Claro está que los españoles cometieron abusos de todo tipo y que hubo demasiados encomenderos brutales, pero siempre fueron actuaciones contrarias a la Ley y perseguidas por la Justicia. A diferencia de lo que ocurrió en las colonizaciones anglosajonas, por ejemplo, nunca hubo un genocidio planificado y sistemático como sí ocurrió en América del Norte, donde los nativos fueron prácticamente exterminados, o en Namibia, donde los alemanes, entre 1904 y 1907, exterminaron al setenta por ciento de los herero y al cincuenta por ciento de los namaqua. Y a estos ejemplos podríamos añadir otros muchos, como la actuación de los belgas en El Congo, la de los japoneses en China, la de los italianos en Abisinia, la de los alemanes con los judíos en Europa, la de los otomanos con los armenios en Turquía, la de los soviéticos en Ucrania o Chechenia, la de los hutus con los tutsis en Ruanda, actualmente la de los musulmanes con los cristianos en Nigeria, etc. etc.

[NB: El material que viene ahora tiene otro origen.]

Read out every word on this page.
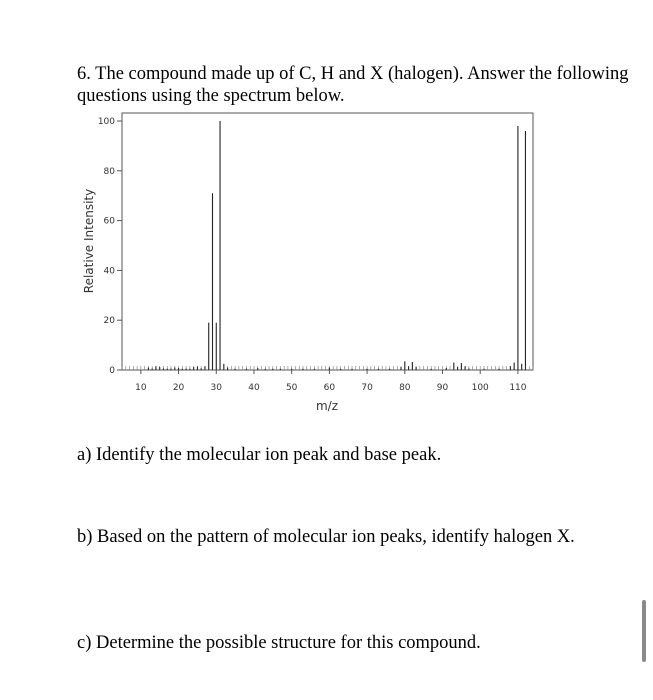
6. The compound made up of C, H and X (halogen). Answer the following questions using the spectrum below.

0
20
40
60
80
100
10	20	30	40	50	60	70	80	90	100 110
Relative Intensity
m/z

a) Identify the molecular ion peak and base peak.

b) Based on the pattern of molecular ion peaks, identify halogen X.

c) Determine the possible structure for this compound.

Don Ramiro de Maeztu llamó “humanismo español” a esta particular y españolísima manera de entender la conquista, la colonización y las relaciones con los colonizados, en la que los valores morales del catolicismo iluminaron las leyes y las conductas de las personas de bien. Don Ramiro hizo bandera del término “Hispanidad”, acuñado por don Zacarías de Vizcarra y Arana en 1926. En su obra “Defensa de la hispanidad”, explica cuál es su concepto: “Lo más característico de los españoles es una fe profunda en la igualdad esencial de los hombres, en medio de las diferencias de valor de las distintas posiciones que ocupan y de las obras que hacen”… “A los ojos del español, todo hombre, sea cualquiera su posición social, su saber, su carácter, su nación o su raza, es siempre un hombre. No hay nación más reacia que la nuestra a admitir la superioridad de unos pueblos sobre otros o de unas clases sociales sobre otras”.

Claro que Maeztu, no fue más que el heredero de una larga y antigua tradición hispana. Esta profunda creencia en la igualdad esencial de los hombres, ya la había expresado magistralmente don Miguel de Cervantes tres siglos antes, por boca de don Quijote: “Sábete, Sancho, que no es un hombre más que otro si no hace más que otro”.